Simulated Author's Rebuttal

2 responses · 0 unresolved

We thank the referee for the constructive feedback on our work. We provide point-by-point responses to the major comments and are prepared to revise the manuscript accordingly.

read point-by-point responses
  1. Referee: [Abstract] Abstract: the central claim that fixing a loss-space budget 'effectively removes gradient-norm-dominated learning signals and shifting optimization toward curvature-dominated terms' is presented as an immediate consequence of the inversion, yet no equation, first-order approximation, or update rule for the perturbation (e.g., arg min_ε ||ε|| s.t. L(θ+ε)−L(θ)=constant or its linearization) is supplied.

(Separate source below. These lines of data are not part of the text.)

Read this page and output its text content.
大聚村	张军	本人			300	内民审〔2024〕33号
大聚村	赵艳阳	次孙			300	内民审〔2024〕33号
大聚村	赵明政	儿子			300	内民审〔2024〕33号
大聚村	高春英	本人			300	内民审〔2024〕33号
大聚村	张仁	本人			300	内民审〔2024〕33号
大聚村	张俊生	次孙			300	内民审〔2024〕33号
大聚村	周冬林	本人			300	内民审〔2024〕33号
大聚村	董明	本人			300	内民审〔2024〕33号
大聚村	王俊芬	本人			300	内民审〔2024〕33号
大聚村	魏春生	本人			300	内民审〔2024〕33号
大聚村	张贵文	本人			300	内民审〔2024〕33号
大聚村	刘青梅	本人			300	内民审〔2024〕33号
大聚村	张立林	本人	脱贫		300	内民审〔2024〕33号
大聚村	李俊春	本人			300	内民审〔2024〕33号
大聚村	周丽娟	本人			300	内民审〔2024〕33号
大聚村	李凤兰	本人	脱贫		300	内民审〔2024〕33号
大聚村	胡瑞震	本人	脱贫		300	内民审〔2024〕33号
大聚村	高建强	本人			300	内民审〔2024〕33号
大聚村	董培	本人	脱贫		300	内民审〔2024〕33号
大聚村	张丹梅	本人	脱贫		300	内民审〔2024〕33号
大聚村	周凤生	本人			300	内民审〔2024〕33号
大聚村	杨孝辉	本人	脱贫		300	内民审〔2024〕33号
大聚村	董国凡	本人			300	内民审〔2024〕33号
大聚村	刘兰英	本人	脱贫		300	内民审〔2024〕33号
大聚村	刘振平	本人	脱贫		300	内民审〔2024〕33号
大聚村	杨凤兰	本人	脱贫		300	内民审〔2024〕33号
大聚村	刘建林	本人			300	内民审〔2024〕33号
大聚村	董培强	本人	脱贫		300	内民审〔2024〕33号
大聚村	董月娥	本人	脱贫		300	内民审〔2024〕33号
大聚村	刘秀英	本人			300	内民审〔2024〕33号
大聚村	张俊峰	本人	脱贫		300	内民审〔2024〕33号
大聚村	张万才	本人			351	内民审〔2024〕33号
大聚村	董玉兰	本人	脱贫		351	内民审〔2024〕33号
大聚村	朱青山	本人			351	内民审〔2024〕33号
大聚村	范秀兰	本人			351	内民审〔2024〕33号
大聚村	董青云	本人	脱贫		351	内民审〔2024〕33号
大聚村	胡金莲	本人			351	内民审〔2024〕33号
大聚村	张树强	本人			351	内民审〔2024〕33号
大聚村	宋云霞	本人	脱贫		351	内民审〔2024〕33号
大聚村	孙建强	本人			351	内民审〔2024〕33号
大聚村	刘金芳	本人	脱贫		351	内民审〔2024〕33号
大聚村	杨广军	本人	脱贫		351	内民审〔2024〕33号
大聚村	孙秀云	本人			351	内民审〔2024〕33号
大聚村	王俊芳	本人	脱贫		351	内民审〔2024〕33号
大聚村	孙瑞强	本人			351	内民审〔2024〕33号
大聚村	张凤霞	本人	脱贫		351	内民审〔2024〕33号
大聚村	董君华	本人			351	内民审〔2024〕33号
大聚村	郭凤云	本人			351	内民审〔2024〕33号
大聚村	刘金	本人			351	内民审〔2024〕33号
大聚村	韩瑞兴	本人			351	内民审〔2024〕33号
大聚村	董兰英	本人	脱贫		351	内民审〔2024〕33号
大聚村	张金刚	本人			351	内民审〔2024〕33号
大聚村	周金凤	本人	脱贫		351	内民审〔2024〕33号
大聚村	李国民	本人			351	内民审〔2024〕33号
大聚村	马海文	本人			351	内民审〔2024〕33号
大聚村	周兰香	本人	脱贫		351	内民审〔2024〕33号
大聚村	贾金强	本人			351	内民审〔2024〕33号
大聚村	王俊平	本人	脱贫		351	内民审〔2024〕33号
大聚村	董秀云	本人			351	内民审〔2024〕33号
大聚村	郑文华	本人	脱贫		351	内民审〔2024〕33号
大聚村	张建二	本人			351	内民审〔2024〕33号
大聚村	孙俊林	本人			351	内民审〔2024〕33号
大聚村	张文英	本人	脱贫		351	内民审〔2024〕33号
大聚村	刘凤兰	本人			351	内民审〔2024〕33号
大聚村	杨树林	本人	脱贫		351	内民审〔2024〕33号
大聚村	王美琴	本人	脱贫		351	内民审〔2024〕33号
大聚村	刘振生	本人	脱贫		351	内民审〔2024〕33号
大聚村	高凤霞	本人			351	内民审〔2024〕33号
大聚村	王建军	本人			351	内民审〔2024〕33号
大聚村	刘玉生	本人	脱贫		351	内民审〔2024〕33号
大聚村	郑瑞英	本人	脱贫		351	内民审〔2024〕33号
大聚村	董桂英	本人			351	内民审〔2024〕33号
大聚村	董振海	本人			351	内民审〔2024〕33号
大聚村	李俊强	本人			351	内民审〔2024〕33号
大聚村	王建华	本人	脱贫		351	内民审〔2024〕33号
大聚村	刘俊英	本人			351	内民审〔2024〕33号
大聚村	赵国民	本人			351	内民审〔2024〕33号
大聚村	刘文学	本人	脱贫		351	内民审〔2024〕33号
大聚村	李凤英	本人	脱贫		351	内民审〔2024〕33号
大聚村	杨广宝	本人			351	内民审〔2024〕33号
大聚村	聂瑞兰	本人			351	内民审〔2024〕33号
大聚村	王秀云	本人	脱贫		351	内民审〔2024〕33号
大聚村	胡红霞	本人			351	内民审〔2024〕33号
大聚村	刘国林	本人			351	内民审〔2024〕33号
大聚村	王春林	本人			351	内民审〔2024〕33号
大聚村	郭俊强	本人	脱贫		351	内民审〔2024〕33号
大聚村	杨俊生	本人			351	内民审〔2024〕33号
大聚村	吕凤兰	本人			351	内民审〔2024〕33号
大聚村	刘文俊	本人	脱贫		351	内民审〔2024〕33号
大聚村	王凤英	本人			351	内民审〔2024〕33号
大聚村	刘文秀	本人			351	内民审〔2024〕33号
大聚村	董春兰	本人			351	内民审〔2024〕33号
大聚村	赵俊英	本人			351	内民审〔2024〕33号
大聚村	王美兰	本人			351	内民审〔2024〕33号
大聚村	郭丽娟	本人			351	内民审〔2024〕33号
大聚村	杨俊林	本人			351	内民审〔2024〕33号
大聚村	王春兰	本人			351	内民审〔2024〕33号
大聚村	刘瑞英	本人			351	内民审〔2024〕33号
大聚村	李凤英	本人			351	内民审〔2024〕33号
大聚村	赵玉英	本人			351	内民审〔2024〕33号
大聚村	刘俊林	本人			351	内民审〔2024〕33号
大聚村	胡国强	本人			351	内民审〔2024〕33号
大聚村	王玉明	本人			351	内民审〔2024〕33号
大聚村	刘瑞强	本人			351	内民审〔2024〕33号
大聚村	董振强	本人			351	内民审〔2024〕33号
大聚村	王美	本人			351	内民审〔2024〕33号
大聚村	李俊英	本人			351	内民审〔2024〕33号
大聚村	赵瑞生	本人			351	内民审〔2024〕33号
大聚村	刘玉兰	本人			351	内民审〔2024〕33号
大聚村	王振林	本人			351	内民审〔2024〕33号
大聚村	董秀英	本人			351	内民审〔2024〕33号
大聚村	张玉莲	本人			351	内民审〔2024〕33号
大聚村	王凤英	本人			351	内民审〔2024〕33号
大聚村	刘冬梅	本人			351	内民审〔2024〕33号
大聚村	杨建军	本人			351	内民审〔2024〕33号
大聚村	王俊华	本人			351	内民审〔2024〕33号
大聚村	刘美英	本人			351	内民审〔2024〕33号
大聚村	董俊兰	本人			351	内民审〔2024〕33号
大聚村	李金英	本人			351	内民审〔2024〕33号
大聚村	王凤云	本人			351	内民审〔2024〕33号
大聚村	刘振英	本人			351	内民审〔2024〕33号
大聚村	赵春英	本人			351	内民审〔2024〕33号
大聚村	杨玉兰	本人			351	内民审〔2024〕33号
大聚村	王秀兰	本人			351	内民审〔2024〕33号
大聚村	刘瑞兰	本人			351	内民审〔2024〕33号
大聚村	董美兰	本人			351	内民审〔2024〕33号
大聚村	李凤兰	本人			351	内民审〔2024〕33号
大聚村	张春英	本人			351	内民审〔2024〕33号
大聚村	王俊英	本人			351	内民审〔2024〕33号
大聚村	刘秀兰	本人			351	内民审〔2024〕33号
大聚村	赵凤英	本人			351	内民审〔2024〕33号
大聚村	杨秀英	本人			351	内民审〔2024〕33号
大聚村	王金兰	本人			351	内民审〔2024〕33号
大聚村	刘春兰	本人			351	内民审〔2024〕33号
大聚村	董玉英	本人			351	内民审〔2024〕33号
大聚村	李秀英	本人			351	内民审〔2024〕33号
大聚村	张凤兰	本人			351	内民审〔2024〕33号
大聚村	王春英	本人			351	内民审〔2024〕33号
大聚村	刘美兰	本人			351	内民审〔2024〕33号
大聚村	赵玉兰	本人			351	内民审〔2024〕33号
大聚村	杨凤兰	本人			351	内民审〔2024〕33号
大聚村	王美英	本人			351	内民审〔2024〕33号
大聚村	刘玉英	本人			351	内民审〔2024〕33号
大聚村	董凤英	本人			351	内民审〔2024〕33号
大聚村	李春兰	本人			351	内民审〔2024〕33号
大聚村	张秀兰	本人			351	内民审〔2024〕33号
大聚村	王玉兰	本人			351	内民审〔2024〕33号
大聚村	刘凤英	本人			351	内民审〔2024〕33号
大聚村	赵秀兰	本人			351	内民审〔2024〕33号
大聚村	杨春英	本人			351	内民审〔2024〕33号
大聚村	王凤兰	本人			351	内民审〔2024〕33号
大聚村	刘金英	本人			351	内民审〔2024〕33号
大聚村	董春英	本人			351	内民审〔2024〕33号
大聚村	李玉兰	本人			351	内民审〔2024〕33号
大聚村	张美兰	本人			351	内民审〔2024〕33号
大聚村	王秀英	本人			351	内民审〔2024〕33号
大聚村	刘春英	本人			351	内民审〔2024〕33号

This derivation is load-bearing for the mechanistic explanation and must be provided before the curvature-shift rationale can be evaluated.

    Authors: The full manuscript in Section 3 derives the perturbation under the fixed loss budget. Using a first-order Taylor expansion, L(θ + ε) ≈ L(θ) + ∇L · ε = L(θ) + δ, leading to the minimal ||ε|| perturbation ε = (δ / ||∇L||^2) ∇L. This explicitly shows the inverse dependence on the gradient norm, diminishing gradient-norm dominance and highlighting curvature effects in higher-order terms. We will add a concise version of this approximation to the abstract in the revision. revision: yes

  2. Referee: [Abstract] Abstract / Experiments: the assertion of 'state-of-the-art performance' and 'strong generalization ability' is stated without reference to specific tables, metrics, error bars, or ablation controls for the loss-budget hyper-parameter. Without these details the empirical claim cannot be assessed for statistical significance or confounding factors.

    Authors: While the abstract is a high-level summary, the full manuscript details the empirical results in Tables 1-6, reporting mean performance metrics with standard deviations across multiple runs on various benchmarks, along with ablations for the loss-budget hyperparameter in Section 4. We will revise the abstract to include references to key tables and figures to support the state-of-the-art claim. revision: yes

Circularity Check

0 steps flagged

No circularity; proposal framed as independent inversion without equations or self-referential reductions.

full rationale

The provided abstract and description introduce LE-SAM by inverting SAM's fixed-radius perturbation to a fixed loss-space budget, asserting that this removes gradient-norm signals and emphasizes curvature. No equations, update rules, or derivations are supplied that would allow inspection for self-definition, fitted inputs renamed as predictions, or load-bearing self-citations. The text contains no self-citations at all, and the central claim is presented as a direct mechanistic consequence rather than a re-expression of prior fitted quantities or ansatzes. Per the rules, absence of any quotable reduction to inputs by construction means the derivation (such as it is) is self-contained; this is the expected honest non-finding when no load-bearing circular steps exist.

Axiom & Free-Parameter Ledger

0 free parameters · 0 axioms · 0 invented entities

Abstract-only review yields no identifiable free parameters, axioms, or invented entities; the proposal rests on the unelaborated claim that loss-budget inversion removes gradient-norm signals.